Seit einigen Monaten kommt es in Frankreich vermehrt zum Festsetzen von Geschäftsführern, die Massenentlassungen vornehmen wollen. Sie werden in ihren Büros eingesperrt, die Türen von außen verrammelt und der Betrieb besetzt.
Allein seit Mitte März kam es zu entsprechenden Aktionen bei Caterpillar, Sony, 3 M, FM Logistics, Scapa, Molex und kürzeren Aktionen wie etwa die einstündige Festsetzung des Milliardärs Pinault (Besitzer des Handelskonzerns PPR) in seinem Taxi.
Die Aktionen führten entweder zu finanziellen Zugeständnissen bei Abfindungen (Verdoppelung bei Scapa; Sony zahlt jetzt 45.000 € pro Person usw.) oder die Zahl der Entlassungen wurde reduziert. Die kleinen Teilerfolge haben natürlich anderen Mut gemacht und auch die Demolierungsaktion in der Präfektur von Reims durch die KollegInnen von Continental Clairoix trifft auf große Sympathien in anderen Betrieben.
Keine isolierten Aktionen
Die Aktionen sind alles andere als isolierte Kommandoaktionen. Weder haben die festgesetzten Manager Strafanzeige erstattet, noch haben die Geschäftsleitungen bei den Besetzungen die Staatsgewalt zur Räumung gerufen. Für beide Fälle rechnen sie nämlich mit einer dramatischen Verschärfung der sozialen Spannungen und sie wollen kein Öl ins Feuer gießen. Nur nach der Teildemolierung der Präfektur in Reims hat Sarkozy mit juristischen Konsequenzen gedroht. Ob es dazu kommen wird, hängt natürlich vom Ausmaß der Solidarisierung ab. Hier könnten auch die KollegInnen von Continental in Deutschland ein Zeichen setzen, schließlich führen sie einen gemeinsamen Kampf.
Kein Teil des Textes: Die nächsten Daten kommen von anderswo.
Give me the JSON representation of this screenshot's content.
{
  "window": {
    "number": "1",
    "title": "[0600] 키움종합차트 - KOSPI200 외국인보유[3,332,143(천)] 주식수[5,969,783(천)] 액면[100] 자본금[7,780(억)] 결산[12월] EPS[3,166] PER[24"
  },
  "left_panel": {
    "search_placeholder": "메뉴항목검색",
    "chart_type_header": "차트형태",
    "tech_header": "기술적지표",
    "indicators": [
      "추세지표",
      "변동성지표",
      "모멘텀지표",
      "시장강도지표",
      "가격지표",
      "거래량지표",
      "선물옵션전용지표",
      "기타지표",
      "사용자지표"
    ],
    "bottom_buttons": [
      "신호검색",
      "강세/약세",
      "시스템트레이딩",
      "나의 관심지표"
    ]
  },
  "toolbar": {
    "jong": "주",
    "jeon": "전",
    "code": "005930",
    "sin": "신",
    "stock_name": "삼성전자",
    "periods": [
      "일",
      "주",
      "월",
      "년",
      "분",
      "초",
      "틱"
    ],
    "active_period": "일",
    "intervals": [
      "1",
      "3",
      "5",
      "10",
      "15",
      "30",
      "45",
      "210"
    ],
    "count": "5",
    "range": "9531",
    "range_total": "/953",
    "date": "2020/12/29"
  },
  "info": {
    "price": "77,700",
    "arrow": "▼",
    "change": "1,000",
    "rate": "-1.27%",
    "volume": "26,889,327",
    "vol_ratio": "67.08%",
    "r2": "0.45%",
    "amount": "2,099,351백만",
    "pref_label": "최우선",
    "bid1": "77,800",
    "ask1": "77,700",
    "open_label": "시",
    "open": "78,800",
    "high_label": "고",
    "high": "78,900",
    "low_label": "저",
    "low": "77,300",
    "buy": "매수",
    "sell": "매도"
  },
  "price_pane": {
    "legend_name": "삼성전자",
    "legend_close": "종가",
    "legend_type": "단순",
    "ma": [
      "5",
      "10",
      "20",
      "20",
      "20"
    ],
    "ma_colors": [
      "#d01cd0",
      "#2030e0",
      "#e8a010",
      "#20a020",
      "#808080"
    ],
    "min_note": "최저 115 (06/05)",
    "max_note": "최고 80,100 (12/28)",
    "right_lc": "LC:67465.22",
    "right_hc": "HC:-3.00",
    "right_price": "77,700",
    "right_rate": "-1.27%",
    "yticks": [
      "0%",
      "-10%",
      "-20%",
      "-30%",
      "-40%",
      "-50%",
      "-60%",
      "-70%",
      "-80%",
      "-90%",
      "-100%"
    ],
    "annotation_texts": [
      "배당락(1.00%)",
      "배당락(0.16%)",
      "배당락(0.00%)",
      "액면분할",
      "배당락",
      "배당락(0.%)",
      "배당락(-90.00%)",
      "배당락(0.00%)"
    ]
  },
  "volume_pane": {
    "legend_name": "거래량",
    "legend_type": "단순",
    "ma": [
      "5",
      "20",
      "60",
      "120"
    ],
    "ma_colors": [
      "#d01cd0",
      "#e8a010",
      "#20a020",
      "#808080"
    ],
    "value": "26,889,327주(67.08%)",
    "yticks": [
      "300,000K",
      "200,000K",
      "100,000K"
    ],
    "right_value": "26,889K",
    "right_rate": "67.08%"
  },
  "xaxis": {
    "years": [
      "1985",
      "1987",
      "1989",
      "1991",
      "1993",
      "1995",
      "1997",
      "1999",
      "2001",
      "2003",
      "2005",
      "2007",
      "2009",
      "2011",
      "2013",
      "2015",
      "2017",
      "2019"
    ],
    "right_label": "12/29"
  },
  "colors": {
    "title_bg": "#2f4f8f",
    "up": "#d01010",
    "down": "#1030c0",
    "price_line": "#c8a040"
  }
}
Selbst die FAZ sieht die „Geiselnahmen (…) als Ausdruck für die explosiven Sozialbeziehungen in Frankreich“. Dort sympathisiert die Hälfte der Bevölkerung mit solchen Aktionen, bei den ArbeiterInnen sind es weit mehr. Selbst 40 % der leitenden Angestellten und Selbstständigen akzeptieren diese Aktionen als „soziale Kampfmaßnahmen“. Viele ManagerInnen haben bereits einen Schlafsack und Waschsachen in ihrem Büro deponiert.
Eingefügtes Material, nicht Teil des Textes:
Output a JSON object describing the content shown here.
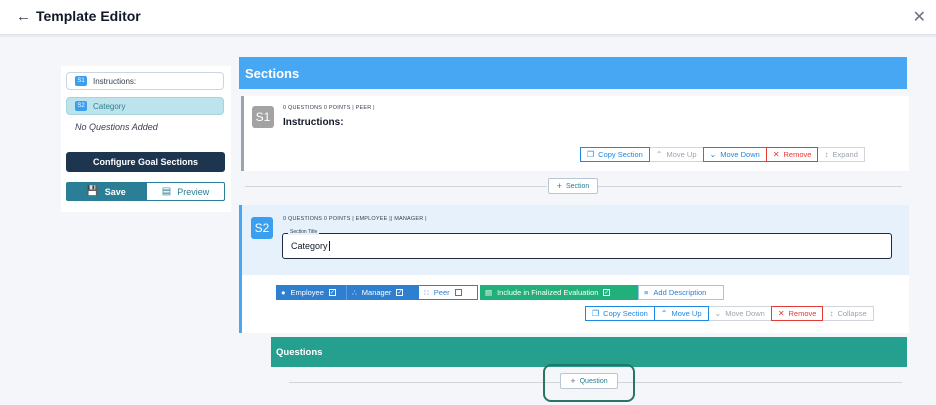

Beim heutigen Stand der Kräfteverhältnisse würden vergleichbare Aktionen in der BRD sofort als „Terrorismus“ gebrandmarkt werden und zu einer scharfen Distanzierung der Gewerkschaften führen (dabei sind nach unserem Verständnis Massenentlassungen Terror). Doch solche Kampfformen werden nicht an der französisch-deutschen Grenze halt machen. Erster Vorbote einer gewissen Radikalisierung ist der aktuell laufende Hungerstreik von sieben Leiharbeitern bei VW Hannover.